Using incompatible multiprocessing start method or shared memory limits causing worker crashes
Set multiprocessing start method to 'spawn' via torch.multiprocessing.set_start_method('spawn') and increase shared memory limits if needed.
Dataset or transform code is not picklable or uses non-thread-safe operations
Ensure dataset and transform objects are picklable and avoid global state or non-thread-safe code in workers.

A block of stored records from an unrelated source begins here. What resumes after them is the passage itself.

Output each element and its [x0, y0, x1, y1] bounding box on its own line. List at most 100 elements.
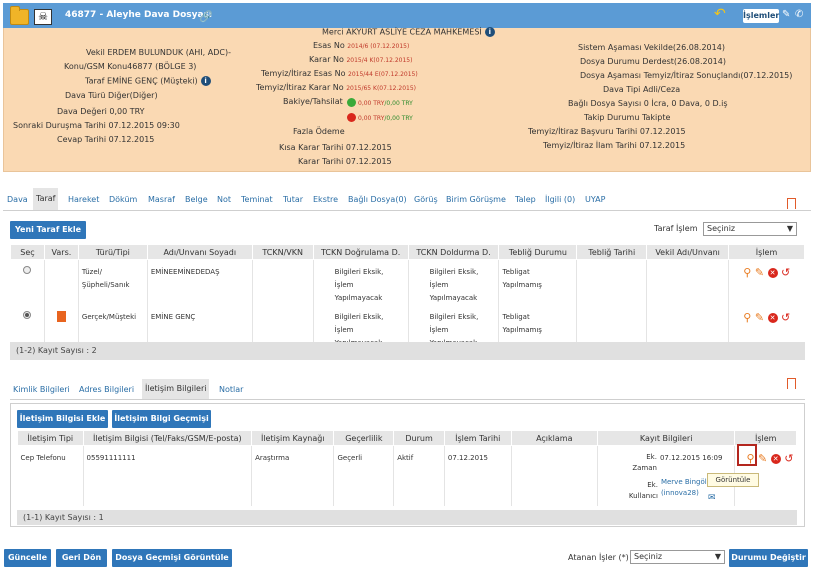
tab-talep[interactable]: Talep — [512, 195, 539, 204]
history-icon[interactable]: ↺ — [781, 266, 790, 279]
contact-table: İletişim Tipi İletişim Bilgisi (Tel/Faks… — [17, 430, 797, 506]
tab-belge[interactable]: Belge — [182, 195, 211, 204]
tab-bagli-dosya[interactable]: Bağlı Dosya(0) — [345, 195, 410, 204]
assigned-tasks-select[interactable]: Seçiniz ▼ — [630, 550, 725, 564]
kaynak-cell: Araştırma — [251, 445, 334, 506]
update-button[interactable]: Güncelle — [4, 549, 51, 567]
cell-line: Tebligat — [502, 268, 530, 276]
col-gecerlilik: Geçerlilik — [333, 430, 395, 446]
col-teblig-tarihi: Tebliğ Tarihi — [576, 244, 648, 260]
temyiz-basvuru-field: Temyiz/İtiraz Başvuru Tarihi 07.12.2015 — [528, 127, 686, 136]
bookmark-icon[interactable] — [787, 378, 796, 389]
add-contact-button[interactable]: İletişim Bilgisi Ekle — [17, 410, 108, 428]
col-islem: İşlem — [728, 244, 805, 260]
tab-teminat[interactable]: Teminat — [238, 195, 276, 204]
actions-button[interactable]: İşlemler — [743, 9, 779, 23]
table-row[interactable]: Tüzel/Şüpheli/Sanık EMİNEEMİNEDEDAŞ Bilg… — [11, 259, 805, 306]
file-history-button[interactable]: Dosya Geçmişi Görüntüle — [112, 549, 232, 567]
row-radio[interactable] — [23, 266, 32, 274]
dogrulama-cell: Bilgileri Eksik, İşlem Yapılmayacak — [312, 259, 409, 305]
temyiz-ilam-field: Temyiz/İtiraz İlam Tarihi 07.12.2015 — [543, 141, 686, 150]
col-adi: Adı/Unvanı Soyadı — [146, 244, 253, 260]
tip-cell: Cep Telefonu — [20, 454, 66, 462]
tab-uyap[interactable]: UYAP — [582, 195, 608, 204]
col-tip: İletişim Tipi — [17, 430, 84, 446]
change-status-button[interactable]: Durumu Değiştir — [729, 549, 808, 567]
search-icon[interactable]: ⚲ — [743, 266, 751, 279]
tab-ekstre[interactable]: Ekstre — [310, 195, 341, 204]
back-arrow-icon[interactable]: ↶ — [714, 6, 726, 22]
page-title: 46877 - Aleyhe Dava Dosyası — [65, 10, 212, 20]
delete-icon[interactable]: ✕ — [767, 268, 778, 278]
bookmark-icon[interactable] — [56, 311, 66, 322]
dosya-durumu-field: Dosya Durumu Derdest(26.08.2014) — [580, 57, 726, 66]
party-action-label: Taraf İşlem — [654, 224, 698, 233]
takip-durumu-field: Takip Durumu Takipte — [584, 113, 671, 122]
konu-field: Konu/GSM Konu46877 (BÖLGE 3) — [64, 62, 197, 71]
gecerlilik-cell: Geçerli — [333, 445, 394, 506]
tab-ilgili[interactable]: İlgili (0) — [542, 195, 578, 204]
info-icon[interactable]: i — [200, 76, 211, 86]
tab-dokum[interactable]: Döküm — [106, 195, 140, 204]
ek-kullanici-value[interactable]: Merve Bingöl (innova28) — [661, 477, 707, 499]
row-radio[interactable] — [23, 311, 32, 319]
mail-icon[interactable]: ✉ — [708, 492, 716, 505]
case-title-bar: ☠ 46877 - Aleyhe Dava Dosyası 🔗 ↶ İşleml… — [3, 3, 811, 28]
phone-icon[interactable]: ✆ — [795, 9, 803, 20]
history-icon[interactable]: ↺ — [781, 311, 790, 324]
delete-icon[interactable]: ✕ — [767, 313, 778, 323]
doldurma-cell: Bilgileri Eksik, İşlem Yapılmayacak — [407, 259, 499, 305]
folder-icon[interactable] — [10, 6, 29, 25]
temyiz-esas-field: Temyiz/İtiraz Esas No 2015/44 E(07.12.20… — [261, 69, 418, 78]
info-icon[interactable]: i — [484, 27, 495, 37]
durum-cell: Aktif — [393, 445, 445, 506]
link-icon[interactable]: 🔗 — [199, 10, 213, 23]
tab-hareket[interactable]: Hareket — [65, 195, 102, 204]
teblig-cell: Tebligat Yapılmamış — [498, 259, 577, 305]
tab-taraf[interactable]: Taraf — [33, 188, 59, 210]
skull-icon[interactable]: ☠ — [34, 9, 52, 25]
subtab-adres[interactable]: Adres Bilgileri — [79, 385, 134, 394]
cell-line: Tebligat — [502, 313, 530, 321]
pencil-icon[interactable]: ✎ — [758, 452, 767, 465]
vekil-field: Vekil ERDEM BULUNDUK (AHI, ADC)- — [86, 48, 231, 57]
cell-line: İşlem — [334, 281, 354, 289]
view-tooltip: Görüntüle — [707, 473, 759, 487]
col-vekil: Vekil Adı/Unvanı — [646, 244, 730, 260]
tab-birim-gorusme[interactable]: Birim Görüşme — [443, 195, 509, 204]
table-row[interactable]: Cep Telefonu 05591111111 Araştırma Geçer… — [18, 445, 797, 506]
back-button[interactable]: Geri Dön — [56, 549, 107, 567]
chevron-down-icon: ▼ — [786, 224, 793, 233]
col-durum: Durum — [393, 430, 445, 446]
esas-no-field: Esas No 2014/6 (07.12.2015) — [313, 41, 410, 50]
select-cell[interactable] — [11, 260, 45, 306]
cell-line: Yapılmayacak — [429, 294, 478, 302]
party-record-count: (1-2) Kayıt Sayısı : 2 — [10, 342, 805, 360]
vekil-cell — [646, 259, 729, 305]
search-icon[interactable]: ⚲ — [743, 311, 751, 324]
pencil-icon[interactable]: ✎ — [755, 266, 764, 279]
tarih-cell: 07.12.2015 — [443, 445, 512, 506]
pencil-icon[interactable]: ✎ — [755, 311, 764, 324]
subtab-iletisim[interactable]: İletişim Bilgileri — [142, 379, 210, 399]
delete-icon[interactable]: ✕ — [770, 454, 781, 464]
col-tckn: TCKN/VKN — [251, 244, 314, 260]
tab-gorus[interactable]: Görüş — [411, 195, 441, 204]
tab-masraf[interactable]: Masraf — [145, 195, 178, 204]
party-action-select[interactable]: Seçiniz ▼ — [703, 222, 797, 236]
tab-tutar[interactable]: Tutar — [280, 195, 306, 204]
edit-icon[interactable]: ✎ — [782, 9, 790, 20]
bookmark-icon[interactable] — [787, 198, 796, 209]
table-header-row: Seç Vars. Türü/Tipi Adı/Unvanı Soyadı TC… — [10, 244, 805, 260]
ek-kullanici-label: Ek. Kullanıcı — [628, 481, 658, 500]
subtab-kimlik[interactable]: Kimlik Bilgileri — [13, 385, 70, 394]
history-icon[interactable]: ↺ — [784, 452, 793, 465]
ek-zaman-value: 07.12.2015 16:09 — [659, 454, 723, 462]
tab-not[interactable]: Not — [214, 195, 234, 204]
contact-history-button[interactable]: İletişim Bilgi Geçmişi — [112, 410, 211, 428]
subtab-notlar[interactable]: Notlar — [219, 385, 243, 394]
col-vars: Vars. — [43, 244, 79, 260]
arrow-up-icon — [347, 98, 356, 107]
tab-dava[interactable]: Dava — [4, 195, 31, 204]
add-party-button[interactable]: Yeni Taraf Ekle — [10, 221, 86, 239]
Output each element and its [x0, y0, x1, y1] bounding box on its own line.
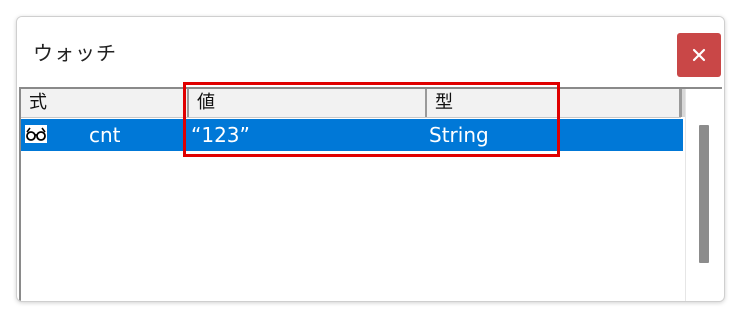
row-type: String [429, 123, 489, 147]
glasses-icon [25, 125, 47, 143]
column-header-value-label: 値 [197, 92, 215, 113]
column-header-type[interactable]: 型 [427, 89, 681, 117]
title-bar[interactable]: ウォッチ [17, 17, 724, 83]
row-value: “123” [191, 123, 250, 147]
watch-window: ウォッチ 式 値 型 cnt “123” String [16, 16, 725, 302]
close-icon [692, 48, 706, 62]
vertical-scrollbar[interactable] [685, 89, 723, 301]
close-button[interactable] [677, 33, 721, 77]
column-header-row: 式 値 型 [21, 89, 685, 118]
window-title: ウォッチ [33, 41, 117, 65]
column-header-type-label: 型 [435, 92, 453, 113]
scrollbar-thumb[interactable] [699, 125, 709, 263]
watch-list[interactable]: 式 値 型 cnt “123” String [19, 87, 723, 301]
column-header-expression[interactable]: 式 [21, 89, 189, 117]
table-row[interactable]: cnt “123” String [21, 119, 683, 151]
row-expression: cnt [89, 123, 121, 147]
column-header-expression-label: 式 [29, 92, 47, 113]
column-header-value[interactable]: 値 [189, 89, 427, 117]
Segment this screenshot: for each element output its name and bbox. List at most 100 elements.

Insufficient system resources (memory, file descriptors) causing worker process to be killed
Reduce num_workers, increase system resource limits, or optimize dataset loading to reduce memory usage.
Code: broken vs fixed
from torch.utils.data import DataLoader
dataloader = DataLoader(dataset, batch_size=32, num_workers=4)
for batch in dataloader:
# RuntimeError: DataLoader worker exited unexpectedly
process(batch) import os
import torch
from torch.utils.data import DataLoader
torch.multiprocessing.set_start_method('spawn', force=True) # Changed start method to spawn
dataloader = DataLoader(dataset, batch_size=32, num_workers=4)
for batch in dataloader:
process(batch) # Worker crash fixed by start method change Workaround
Temporarily set num_workers=0 to disable multiprocessing in DataLoader, allowing debugging of dataset code without worker crashes.
Prevention
Use 'spawn' start method for multiprocessing, validate dataset __getitem__ thoroughly, and monitor system resources to prevent worker crashes.